I feel like it is a new day; like I have been reborn with all of my senses fully awake. There are so many possibilities life still has to offer both me and my girls. There is kayaking and hiking this spring, summer and fall. There is getting back into obedience, rally and agility training. And maybe even competition. And there is a new business idea that's slowly taking root and growing in my mind. All made possible by the love and healing that my heart-dogs have given, and are continuing to giving me. I am so thankful, and so blessed.
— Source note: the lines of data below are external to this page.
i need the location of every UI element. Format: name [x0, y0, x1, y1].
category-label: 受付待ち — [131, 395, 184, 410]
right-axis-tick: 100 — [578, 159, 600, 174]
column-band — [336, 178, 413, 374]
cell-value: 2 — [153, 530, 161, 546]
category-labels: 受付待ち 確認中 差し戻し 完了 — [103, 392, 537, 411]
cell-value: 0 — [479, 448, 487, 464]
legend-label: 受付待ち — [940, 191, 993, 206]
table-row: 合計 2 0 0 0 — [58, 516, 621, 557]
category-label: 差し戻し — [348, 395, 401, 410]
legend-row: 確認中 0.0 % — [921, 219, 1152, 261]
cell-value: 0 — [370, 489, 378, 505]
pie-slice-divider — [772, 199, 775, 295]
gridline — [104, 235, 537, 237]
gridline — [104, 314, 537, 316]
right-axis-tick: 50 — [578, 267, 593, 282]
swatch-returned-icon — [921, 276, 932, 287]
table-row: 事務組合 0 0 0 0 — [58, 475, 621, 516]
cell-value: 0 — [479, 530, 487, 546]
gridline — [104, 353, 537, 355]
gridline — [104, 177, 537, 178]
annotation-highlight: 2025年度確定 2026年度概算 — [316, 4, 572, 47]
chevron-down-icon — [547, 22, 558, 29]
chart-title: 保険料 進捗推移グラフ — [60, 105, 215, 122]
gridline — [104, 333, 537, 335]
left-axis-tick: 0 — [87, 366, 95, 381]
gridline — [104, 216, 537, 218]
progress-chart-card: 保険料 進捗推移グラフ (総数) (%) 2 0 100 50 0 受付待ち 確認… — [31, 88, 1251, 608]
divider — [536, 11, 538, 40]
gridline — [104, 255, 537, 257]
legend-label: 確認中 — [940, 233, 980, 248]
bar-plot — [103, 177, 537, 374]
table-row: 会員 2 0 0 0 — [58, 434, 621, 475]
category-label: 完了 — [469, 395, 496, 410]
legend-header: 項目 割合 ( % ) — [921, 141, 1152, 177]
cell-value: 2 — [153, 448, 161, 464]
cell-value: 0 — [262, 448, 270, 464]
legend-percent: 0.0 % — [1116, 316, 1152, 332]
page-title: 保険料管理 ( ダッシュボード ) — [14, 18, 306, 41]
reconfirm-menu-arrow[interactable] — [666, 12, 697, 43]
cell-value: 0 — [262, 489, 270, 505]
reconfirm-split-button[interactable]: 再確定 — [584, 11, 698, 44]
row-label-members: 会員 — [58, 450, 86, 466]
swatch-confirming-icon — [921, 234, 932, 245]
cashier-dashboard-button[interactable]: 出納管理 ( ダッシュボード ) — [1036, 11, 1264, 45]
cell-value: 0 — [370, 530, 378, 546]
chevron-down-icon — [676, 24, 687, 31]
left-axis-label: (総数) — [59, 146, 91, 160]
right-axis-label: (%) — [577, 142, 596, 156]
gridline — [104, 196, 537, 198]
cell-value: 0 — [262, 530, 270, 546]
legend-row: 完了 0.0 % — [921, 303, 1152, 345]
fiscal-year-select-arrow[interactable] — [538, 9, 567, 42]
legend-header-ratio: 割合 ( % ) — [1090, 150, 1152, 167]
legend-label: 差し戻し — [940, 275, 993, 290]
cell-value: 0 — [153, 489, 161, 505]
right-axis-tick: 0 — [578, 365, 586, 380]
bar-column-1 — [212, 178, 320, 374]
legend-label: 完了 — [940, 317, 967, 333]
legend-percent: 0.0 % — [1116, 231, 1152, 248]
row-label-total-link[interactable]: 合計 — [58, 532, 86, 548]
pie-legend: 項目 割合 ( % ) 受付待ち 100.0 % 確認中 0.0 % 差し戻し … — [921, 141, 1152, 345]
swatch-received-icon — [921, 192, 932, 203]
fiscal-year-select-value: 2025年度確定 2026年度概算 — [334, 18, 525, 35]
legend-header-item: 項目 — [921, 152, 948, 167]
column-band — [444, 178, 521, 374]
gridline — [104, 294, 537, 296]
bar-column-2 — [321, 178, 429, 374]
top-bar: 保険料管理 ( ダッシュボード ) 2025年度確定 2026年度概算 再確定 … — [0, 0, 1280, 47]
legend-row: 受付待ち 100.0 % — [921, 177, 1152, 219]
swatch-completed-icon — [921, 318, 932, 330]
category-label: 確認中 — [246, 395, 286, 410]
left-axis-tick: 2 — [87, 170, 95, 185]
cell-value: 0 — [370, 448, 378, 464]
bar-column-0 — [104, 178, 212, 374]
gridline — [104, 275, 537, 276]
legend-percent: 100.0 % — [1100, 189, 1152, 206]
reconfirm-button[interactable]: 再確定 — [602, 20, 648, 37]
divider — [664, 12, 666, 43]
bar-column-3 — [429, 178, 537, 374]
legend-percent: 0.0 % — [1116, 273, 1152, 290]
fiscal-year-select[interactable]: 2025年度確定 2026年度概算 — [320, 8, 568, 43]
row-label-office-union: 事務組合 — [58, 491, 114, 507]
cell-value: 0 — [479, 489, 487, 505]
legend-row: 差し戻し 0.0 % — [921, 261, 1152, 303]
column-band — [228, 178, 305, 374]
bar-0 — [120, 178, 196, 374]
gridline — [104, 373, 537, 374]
I hope to be updating this blog more frequently, if not daily. I really hope to start using it for the original reason that it was created: to bring stories and updates to our friends, and to share the stories about my heart-dogs, who continue to inspire me every day.
*I also wanted to mention the huge amount of support that I have received from ALL of my family and friends. Although this is a blog about my dogs, I do want to make sure that I mention all of the overwhelming support and love from all of the humans around me too. I truly appreciate every well wish and warm thought! I wouldn't be here if it weren't for both the dogs, AND the people!!